Every arrow represents now a simple RDF Statement (RDF triple).
Compare this to the knowledge stored in Wikidata that you looked at earlier - do you see similarities?

7. Modeling knowledge with RDF graphs [30 minutes]

RDF is a data model based on principle of representing relational information as labeled directed graphs.

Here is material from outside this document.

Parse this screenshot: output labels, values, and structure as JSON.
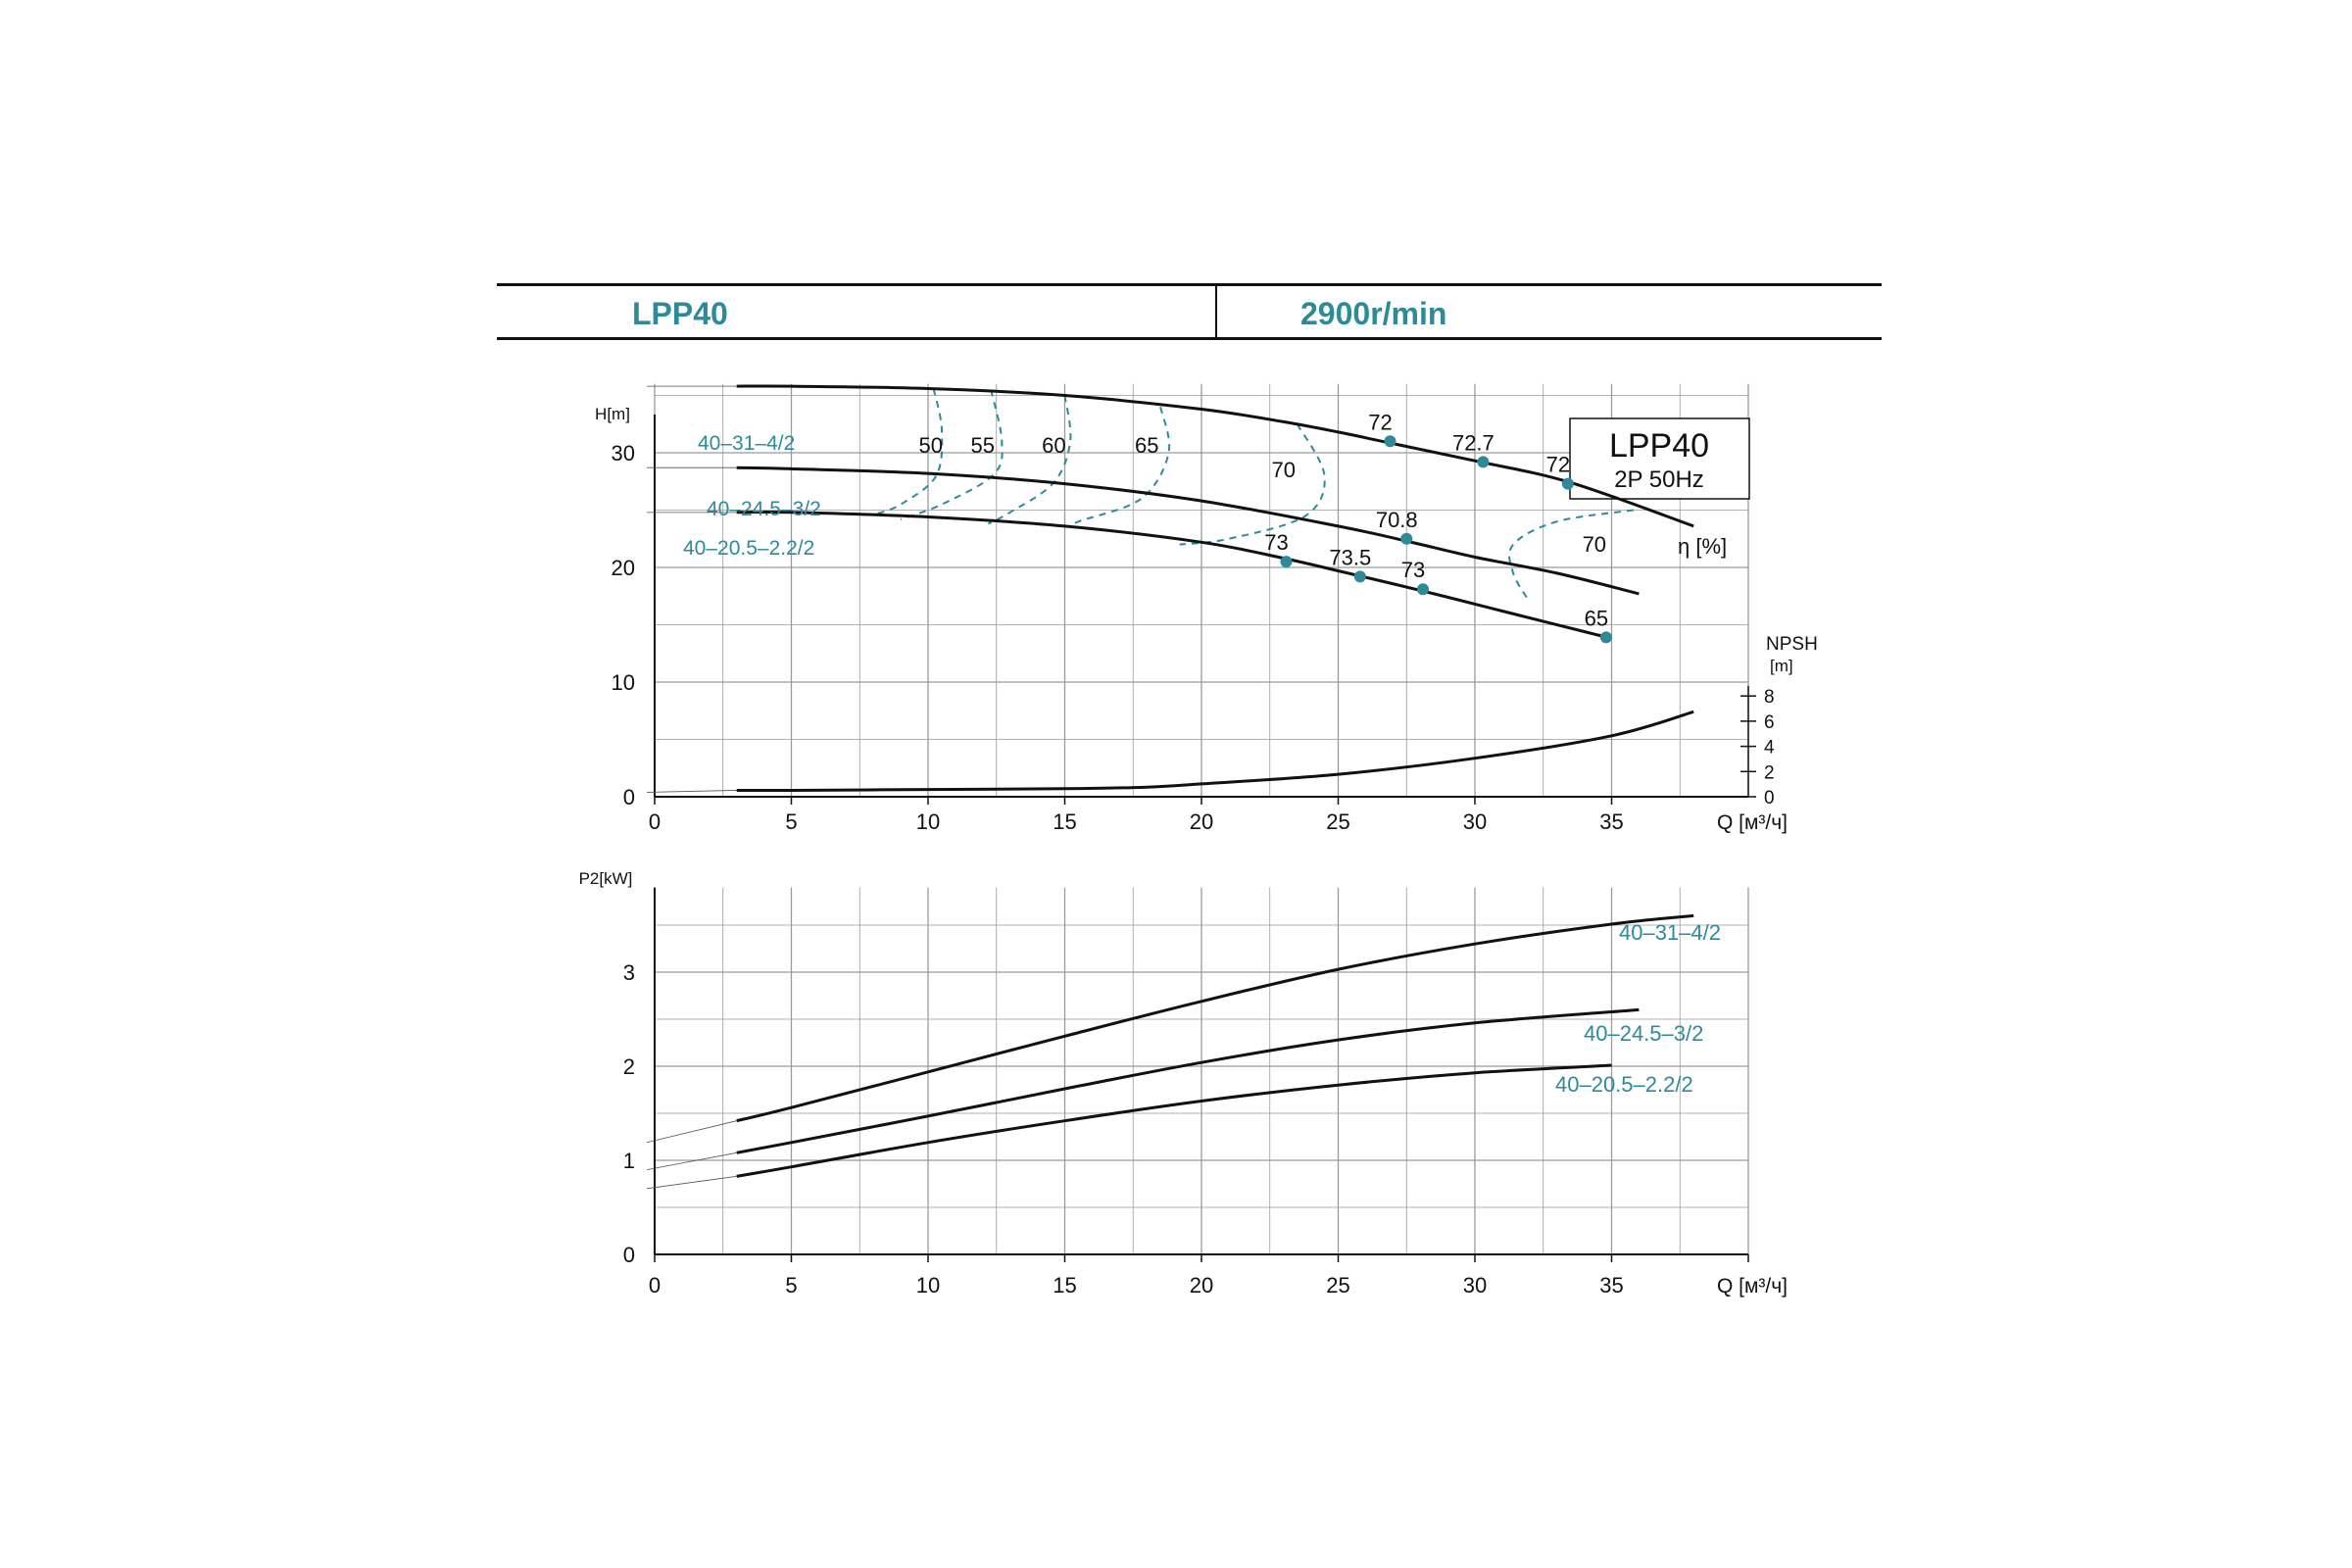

In this task you will represent a piece of knowledge with use of the RDF graphs. Firstly, select one of the topics (we will use this topic on subsequent labs):
1. The Bold and the Beautiful – you can use a The_Bold_and_the_Beautiful#Premise section on Wikipedia (or the polish one)
2. The Game of Thrones – you can use a A_Song_of_Ice_and_Fire#Plot_synopsis section on Wikipedia
3. Another complex story from a book/series/movie you like
Read the selected fragment and extract as much information as you can.
Draw a graph (yes, with a pen and paper) representing the relations you identified in the fragment. Of course, “there's more than one way to do it”.
1. Draw regular resources (i.e. representing persons, places etc.) as oval nodes. Draw datatype values (e.g. dates, numbers representing age etc.) as rectangular nodes.
2. You don't need to write URIs, simply identify the resources with names and surnames etc.
Keep your sketch in a safe place – we will use it on the next lab!